I saw this also in both the level 3 and level 2 facilities where I worked. Postpartum in many ways felt like the "stepchild" in OB. I was one of the few nurses who worked on both units at both hospitals...the first, starting on PP and crosstraining to Labor...the second, starting on L&D and then upon going PRN, working both units. In defense of PP, labor nurses at both hospitals had an attitude for the most part when they were asked to float to PP...acted like they were the "real" OB nurses...if you could not work labor and del, then you were not really on OB nurse. PP nurses did not like the higher stress of labor...were excellent PP nurses...and labor and del nurses got bored on PP. That was my observations at least. The level 3 hosp was a research facility and the nurses would often help obtain info, blood, samples ect for the docs doing research. Often at the end of research, the doc would buy something for the unit...a new frig...microwave..table for the breakroom..type of thing. Well, pp got our old ones...hand-me-downs so to speak...thus contributing to the resentment.

How do you fix this? Not sure....get as many nurses as poss crosstrained. That may help. Break up cliques. Point out the positives of BOTH units....both equally valued and unique. Dont tolerate openly negative attitudes.

hth

tonie

BTW...I dont see this as an issue at all in the lvl 1 facility where i now work, BUT we ALL do everything. We each may have preferences and that can change with the day of the week...lol. But the staff works together VERY well.

We have very distinct units for L&D and PP, with just a handful of people transitioning (long-term) from one to the other. Only our in-house pool staff members go back and forth regularly.

A couple of things that might help are floating and communication.

When people float to another unit, it allows them to see (rather than just hear about) the challenges. And it helps staff members get to know one another beyond the couple of minutes involved in a hand-off. When you work side by side with someone, you develop a more three-dimensional picture of them and start to see how the world looks through their eyes. That alone can make a positive difference.

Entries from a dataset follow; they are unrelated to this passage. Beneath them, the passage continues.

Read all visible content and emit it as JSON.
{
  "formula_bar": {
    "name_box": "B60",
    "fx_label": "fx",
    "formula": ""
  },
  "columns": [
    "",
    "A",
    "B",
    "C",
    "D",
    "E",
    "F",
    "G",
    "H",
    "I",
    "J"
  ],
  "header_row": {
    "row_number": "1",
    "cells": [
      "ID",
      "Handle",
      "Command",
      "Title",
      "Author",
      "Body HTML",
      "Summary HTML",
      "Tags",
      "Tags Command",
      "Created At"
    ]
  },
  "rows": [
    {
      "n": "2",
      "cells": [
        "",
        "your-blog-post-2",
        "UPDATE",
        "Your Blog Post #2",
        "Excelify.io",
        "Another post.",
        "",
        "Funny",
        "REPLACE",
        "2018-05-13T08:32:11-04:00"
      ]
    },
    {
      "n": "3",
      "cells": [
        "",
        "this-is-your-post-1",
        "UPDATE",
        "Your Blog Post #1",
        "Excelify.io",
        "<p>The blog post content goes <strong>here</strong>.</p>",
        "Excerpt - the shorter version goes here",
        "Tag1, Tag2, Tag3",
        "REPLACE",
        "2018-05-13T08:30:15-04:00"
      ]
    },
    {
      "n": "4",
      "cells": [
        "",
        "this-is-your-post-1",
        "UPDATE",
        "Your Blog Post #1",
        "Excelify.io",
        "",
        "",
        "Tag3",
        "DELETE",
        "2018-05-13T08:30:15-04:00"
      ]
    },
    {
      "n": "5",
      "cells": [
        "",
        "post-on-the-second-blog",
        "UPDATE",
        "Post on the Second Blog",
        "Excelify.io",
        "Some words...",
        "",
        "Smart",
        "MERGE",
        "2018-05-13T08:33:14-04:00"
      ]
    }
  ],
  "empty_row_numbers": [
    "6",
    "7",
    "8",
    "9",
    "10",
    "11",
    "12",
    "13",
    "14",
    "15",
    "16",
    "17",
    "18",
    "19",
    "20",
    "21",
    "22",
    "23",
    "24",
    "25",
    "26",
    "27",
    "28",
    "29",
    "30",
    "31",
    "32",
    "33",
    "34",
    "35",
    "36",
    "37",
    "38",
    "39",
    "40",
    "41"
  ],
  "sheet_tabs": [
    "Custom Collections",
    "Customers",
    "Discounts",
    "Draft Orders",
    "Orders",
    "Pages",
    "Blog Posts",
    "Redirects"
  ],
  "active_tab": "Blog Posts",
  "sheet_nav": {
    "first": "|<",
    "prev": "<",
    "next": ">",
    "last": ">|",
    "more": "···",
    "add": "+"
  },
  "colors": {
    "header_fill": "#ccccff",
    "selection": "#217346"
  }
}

Communication is also key. We in PP appreciate as much warning as possible that an admission is coming. The L&D folks where I work are usually pretty good, but occasionally we get a call that someone is coming in 15 minutes (normal is at least an hour). I like to make sure my current patients are medicated and feedings are done or in progress. I also look up the patient's profile to get as much info as possible and see what questions I might have for the L&D nurse. Finally, we have to get the room and ourselves ready. Nothing like trying to go through all the admission paperwork with the bathroom calling you.

From a PP point of view, I appreciate having the paperwork complete--the med rec filled out and signed, the orders taken care of, the admission questions asked and answered, etc. I realize this is difficult with someone who just walks in and delivers fifteen minutes later, but gaps should be rare exceptions, and where I work, that's usually the case.

I also am thankful when L&D lays the groundwork for handling special needs. The patient speaks Somali? L&D got an interpreter who will come along for our admission to help us get her settled, sign consents and order meals. The patient had seven people at the birth? L&D made it clear that the patient needs to rest and most of them will have to go home. The patient is fifteen years old? L&D explained that she may not have her 16 yo bff stay the night as they are both minors.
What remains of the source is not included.